Les époux Mégret condamnés à un an d'inéligibilité
 
  

Bruno Mégret, président du Mouvement national républicain (MNR), et son épouse Catherine ont été condamnés mercredi par le tribunal correctionnel de Marseille à un an d'inéligibilité et huit mois de prison avec sursis pour détournement de fonds publics à la mairie de Vitrolles.

 

Les époux Mégret ont également été condamnés à 8.000 euros d'amende chacun.

 

M. Mégret a indiqué à la sortie de l'audience qu'il ferait appel.

 

"Je fais appel.

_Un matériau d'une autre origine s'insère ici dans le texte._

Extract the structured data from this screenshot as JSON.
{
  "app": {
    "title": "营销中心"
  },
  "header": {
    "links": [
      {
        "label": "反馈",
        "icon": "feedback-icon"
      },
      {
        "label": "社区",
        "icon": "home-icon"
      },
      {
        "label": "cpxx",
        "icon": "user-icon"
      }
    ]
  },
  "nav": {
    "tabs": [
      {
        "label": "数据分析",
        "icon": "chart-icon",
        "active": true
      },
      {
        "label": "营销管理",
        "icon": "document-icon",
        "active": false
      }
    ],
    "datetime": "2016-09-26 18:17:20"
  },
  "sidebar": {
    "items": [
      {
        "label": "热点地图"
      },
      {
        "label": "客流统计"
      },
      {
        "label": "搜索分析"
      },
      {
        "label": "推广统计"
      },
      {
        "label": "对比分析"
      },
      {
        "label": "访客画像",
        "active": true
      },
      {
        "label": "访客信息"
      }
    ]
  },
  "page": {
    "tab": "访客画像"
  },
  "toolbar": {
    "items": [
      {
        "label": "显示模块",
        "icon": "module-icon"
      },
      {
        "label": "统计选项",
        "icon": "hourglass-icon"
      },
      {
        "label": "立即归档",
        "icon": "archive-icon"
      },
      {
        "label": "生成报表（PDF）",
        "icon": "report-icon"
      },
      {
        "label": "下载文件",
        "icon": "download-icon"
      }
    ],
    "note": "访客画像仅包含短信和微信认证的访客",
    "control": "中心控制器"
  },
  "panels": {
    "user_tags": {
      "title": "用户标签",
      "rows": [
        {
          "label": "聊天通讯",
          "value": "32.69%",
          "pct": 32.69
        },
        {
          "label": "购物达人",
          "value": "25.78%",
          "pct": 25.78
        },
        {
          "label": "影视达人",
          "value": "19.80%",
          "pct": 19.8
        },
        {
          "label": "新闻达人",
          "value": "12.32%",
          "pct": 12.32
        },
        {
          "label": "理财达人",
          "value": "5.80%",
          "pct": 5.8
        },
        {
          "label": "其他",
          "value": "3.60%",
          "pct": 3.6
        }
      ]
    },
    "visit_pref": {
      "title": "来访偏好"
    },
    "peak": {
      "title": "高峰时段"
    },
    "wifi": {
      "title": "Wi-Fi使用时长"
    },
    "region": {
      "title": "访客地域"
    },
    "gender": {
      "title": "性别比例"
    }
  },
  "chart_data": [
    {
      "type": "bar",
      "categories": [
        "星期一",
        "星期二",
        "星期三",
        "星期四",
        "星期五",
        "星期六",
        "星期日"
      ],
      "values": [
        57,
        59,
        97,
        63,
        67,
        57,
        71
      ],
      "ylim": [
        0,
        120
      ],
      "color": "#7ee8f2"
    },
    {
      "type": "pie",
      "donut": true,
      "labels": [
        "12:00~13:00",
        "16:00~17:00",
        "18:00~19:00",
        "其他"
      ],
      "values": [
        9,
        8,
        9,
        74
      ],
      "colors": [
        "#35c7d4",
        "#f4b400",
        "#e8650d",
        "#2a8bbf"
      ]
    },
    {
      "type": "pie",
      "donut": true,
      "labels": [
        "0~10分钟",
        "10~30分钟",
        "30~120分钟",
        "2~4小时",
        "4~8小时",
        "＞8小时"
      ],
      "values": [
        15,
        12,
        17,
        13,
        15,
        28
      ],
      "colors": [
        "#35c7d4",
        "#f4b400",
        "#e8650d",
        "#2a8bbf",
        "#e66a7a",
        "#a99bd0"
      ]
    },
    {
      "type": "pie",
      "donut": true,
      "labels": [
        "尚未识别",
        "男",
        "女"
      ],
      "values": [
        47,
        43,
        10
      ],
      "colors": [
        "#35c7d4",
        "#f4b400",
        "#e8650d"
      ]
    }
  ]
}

Ce sera suspensif et je serai candidat aux élections présidentielle et législatives de 2007", a-t-il ajouté.

 

Le 19 septembre, le procureur avait requis deux ans de prison avec sursis, deux ans d'inéligibilité et une amende de 50.000 euros contre Bruno et Catherine Mégret. Il était reproché à cette dernière d'avoir envoyé à des milliers d'exemplaires, alors qu'elle était maire de Vitrolles (1997-2002), quatre courriers, sur les deniers de la municipalité, destinés à la propagande du MNR. L'accusation avait considéré que M. Mégret était "le maire de fait" de Vitrolles.

 

"Ce n'est pas une décision de justice mais un règlement de compte politique", a dénoncé M. Mégret. "Je suis condamné aussi sévèrement que M. Juppé qui a détourné 1,6 million d'euros et qui n'a rien remboursé", a-t-il ajouté.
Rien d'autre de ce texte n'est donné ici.